# Set up

The following package will download the TSV files from IMDB website and store the data into a SQLite database (requires 10GB of disk space)


In [None]:
!pip install imdb-sqlite

In [None]:
%%time
!imdb-sqlite

In [None]:
# Need this package for hadling country ISO codes
!pip install pycountry

In [None]:
# Imports

import re
import time
import sqlite3
import pycountry
import numpy as np
import pandas as pd
import matplotlib.pyplot as plt
import seaborn as sns
import warnings
from matplotlib import cm # Color maps
from sklearn.feature_extraction.text import CountVectorizer # Convert a collection of text documents to a matrix of token counts

In [None]:
# Some tweaks

warnings.filterwarnings('ignore') # Don't show warnings
sns.set_theme(style = 'whitegrid')

# Database structure analysis

In [None]:
# Connect to databse
conn = sqlite3.connect('imdb.db')

In [None]:
# Retrieve tables' names
tables = pd.read_sql_query('SELECT name AS "Table_name" FROM sqlite_master WHERE type="table"', conn)
tables.head()

In [None]:
# Retrieve each table's schema

tables_names = tables['Table_name'].values.tolist()

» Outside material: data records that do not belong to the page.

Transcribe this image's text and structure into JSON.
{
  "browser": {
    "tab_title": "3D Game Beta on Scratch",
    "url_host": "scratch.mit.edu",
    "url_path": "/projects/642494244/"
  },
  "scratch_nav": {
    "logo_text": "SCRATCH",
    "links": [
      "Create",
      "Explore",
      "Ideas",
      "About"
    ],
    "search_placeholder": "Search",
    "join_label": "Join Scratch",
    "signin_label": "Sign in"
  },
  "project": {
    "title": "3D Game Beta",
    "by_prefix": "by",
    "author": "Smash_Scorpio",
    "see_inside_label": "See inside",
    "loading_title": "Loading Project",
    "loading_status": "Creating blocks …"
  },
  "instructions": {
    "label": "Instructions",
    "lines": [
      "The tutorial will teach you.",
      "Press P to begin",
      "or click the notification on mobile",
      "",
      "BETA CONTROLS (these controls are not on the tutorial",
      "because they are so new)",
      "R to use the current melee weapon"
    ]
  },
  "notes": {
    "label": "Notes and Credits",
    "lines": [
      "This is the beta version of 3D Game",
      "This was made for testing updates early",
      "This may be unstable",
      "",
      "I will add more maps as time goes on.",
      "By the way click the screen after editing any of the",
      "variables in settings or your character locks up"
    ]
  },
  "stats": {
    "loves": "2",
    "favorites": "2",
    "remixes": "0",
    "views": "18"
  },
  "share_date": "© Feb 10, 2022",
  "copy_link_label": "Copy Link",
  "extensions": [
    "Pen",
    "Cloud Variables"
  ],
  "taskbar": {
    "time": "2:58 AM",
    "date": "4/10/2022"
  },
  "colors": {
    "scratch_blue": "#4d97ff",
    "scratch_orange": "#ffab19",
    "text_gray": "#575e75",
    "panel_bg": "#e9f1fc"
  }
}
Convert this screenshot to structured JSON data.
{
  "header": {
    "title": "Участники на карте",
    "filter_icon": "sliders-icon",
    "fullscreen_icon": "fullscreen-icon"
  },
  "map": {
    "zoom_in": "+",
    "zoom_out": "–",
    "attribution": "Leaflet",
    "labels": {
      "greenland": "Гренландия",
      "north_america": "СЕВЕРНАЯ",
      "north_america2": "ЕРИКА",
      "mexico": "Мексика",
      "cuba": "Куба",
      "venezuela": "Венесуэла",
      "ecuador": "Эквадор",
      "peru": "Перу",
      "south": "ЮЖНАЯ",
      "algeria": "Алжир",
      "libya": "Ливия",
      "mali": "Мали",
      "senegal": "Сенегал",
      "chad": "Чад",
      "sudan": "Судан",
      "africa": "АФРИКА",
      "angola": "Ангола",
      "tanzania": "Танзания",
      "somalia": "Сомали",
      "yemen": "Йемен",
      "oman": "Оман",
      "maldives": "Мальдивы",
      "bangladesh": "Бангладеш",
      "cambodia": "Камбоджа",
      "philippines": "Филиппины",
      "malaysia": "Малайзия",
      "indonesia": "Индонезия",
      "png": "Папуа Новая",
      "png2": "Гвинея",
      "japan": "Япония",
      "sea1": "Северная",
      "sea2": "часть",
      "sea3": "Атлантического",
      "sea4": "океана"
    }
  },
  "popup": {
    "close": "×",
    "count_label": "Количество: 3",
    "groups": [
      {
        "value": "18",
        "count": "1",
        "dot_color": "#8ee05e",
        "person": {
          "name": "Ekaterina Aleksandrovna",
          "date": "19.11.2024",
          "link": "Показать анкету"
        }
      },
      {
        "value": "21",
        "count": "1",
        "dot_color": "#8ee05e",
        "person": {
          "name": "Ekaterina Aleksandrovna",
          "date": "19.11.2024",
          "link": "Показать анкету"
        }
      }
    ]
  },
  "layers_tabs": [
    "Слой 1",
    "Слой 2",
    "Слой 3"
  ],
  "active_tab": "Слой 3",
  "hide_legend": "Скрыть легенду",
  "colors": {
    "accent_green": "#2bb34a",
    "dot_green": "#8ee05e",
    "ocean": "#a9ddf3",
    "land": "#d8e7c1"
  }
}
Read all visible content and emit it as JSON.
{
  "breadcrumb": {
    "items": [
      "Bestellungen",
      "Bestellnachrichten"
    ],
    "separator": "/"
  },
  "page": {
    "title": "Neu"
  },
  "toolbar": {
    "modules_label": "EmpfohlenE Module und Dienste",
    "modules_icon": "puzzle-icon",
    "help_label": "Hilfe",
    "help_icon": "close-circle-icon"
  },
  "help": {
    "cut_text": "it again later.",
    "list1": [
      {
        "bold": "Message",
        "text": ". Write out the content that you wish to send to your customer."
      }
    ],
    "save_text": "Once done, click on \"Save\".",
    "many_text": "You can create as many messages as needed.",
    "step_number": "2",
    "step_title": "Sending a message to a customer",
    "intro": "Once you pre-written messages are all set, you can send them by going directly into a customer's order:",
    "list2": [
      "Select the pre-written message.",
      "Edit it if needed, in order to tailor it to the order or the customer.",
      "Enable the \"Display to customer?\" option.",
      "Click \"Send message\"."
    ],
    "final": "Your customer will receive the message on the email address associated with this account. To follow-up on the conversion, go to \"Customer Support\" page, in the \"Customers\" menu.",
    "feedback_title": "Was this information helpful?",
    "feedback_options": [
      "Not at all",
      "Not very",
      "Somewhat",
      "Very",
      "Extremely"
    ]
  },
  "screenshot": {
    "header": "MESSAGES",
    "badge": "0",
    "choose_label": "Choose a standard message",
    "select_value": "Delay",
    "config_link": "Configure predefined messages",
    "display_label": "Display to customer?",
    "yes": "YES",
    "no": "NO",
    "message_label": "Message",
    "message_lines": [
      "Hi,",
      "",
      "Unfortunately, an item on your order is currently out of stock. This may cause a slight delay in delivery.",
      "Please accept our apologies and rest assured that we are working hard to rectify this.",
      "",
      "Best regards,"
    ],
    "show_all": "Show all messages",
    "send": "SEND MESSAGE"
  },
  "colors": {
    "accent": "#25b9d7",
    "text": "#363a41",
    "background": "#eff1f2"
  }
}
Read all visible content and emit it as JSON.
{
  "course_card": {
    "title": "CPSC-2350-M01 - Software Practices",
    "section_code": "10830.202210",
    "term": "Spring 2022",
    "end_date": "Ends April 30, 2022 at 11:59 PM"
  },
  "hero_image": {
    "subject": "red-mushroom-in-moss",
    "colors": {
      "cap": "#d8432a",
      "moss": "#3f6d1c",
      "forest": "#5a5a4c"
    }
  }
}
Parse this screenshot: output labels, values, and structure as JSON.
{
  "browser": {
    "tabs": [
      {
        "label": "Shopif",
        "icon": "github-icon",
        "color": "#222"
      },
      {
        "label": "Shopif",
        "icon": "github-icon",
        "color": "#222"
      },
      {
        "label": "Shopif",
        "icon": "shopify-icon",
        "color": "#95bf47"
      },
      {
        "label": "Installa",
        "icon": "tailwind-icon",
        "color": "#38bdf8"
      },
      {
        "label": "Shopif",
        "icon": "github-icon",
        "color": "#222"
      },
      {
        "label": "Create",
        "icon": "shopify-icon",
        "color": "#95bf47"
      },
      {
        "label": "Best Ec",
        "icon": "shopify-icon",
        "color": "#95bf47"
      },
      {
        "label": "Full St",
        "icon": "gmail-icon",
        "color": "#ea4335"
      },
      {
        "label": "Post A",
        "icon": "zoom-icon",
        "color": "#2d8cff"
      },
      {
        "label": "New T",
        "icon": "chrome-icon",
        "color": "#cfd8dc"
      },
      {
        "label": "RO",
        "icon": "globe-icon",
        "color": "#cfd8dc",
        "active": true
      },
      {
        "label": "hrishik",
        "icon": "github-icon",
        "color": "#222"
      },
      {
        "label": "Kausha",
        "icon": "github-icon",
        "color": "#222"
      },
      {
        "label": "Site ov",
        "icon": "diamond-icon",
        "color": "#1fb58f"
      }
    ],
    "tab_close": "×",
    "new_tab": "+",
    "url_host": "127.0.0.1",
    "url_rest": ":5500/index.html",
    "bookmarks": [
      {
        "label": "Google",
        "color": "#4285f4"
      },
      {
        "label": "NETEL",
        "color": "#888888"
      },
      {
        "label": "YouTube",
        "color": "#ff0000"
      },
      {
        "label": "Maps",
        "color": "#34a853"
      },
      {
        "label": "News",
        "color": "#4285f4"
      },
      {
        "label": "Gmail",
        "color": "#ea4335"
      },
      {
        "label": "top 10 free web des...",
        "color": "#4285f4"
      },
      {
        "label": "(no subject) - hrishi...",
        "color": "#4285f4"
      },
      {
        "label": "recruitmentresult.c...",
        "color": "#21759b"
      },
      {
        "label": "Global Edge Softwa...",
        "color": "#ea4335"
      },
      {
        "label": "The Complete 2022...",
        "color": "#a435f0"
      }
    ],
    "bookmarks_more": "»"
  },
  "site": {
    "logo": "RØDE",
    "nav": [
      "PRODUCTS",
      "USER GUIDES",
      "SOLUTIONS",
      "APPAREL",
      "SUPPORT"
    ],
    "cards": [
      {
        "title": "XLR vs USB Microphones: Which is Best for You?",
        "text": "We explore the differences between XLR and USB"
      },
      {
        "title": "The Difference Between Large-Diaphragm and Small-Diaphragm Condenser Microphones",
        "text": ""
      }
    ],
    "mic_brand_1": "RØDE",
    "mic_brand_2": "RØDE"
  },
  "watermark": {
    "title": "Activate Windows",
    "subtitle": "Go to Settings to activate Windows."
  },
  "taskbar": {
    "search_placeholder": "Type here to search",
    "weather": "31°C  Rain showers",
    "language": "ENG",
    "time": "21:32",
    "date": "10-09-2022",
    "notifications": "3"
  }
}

for table_name in tables_names:
    schema = pd.read_sql_query(f'PRAGMA TABLE_INFO({table_name})', conn)
    print(f'Schema for table {table_name}:')
    display(schema)
    print(f'{50 * "_"}\n\n')

# 1. The most common content categories in IMDB

In [None]:
# Retrieve the data
query = 'SELECT type, COUNT(*) AS abs_frequency FROM titles GROUP BY type ORDER BY abs_frequency DESC'
dataframe = pd.read_sql_query(query, conn)
display(dataframe)

In [None]:
# Remove tvEpisode type
dataframe = dataframe.drop(labels = 0, axis = 0)

In [None]:
# Add the relative_frequency
sum_abs_freq = dataframe['abs_frequency'].sum()
dataframe['rel_frequency'] = (dataframe['abs_frequency'] / sum_abs_freq) * 100
display(dataframe)

Now let's create a graph with 5 categories:

4 categories with the the biggest amount of titles.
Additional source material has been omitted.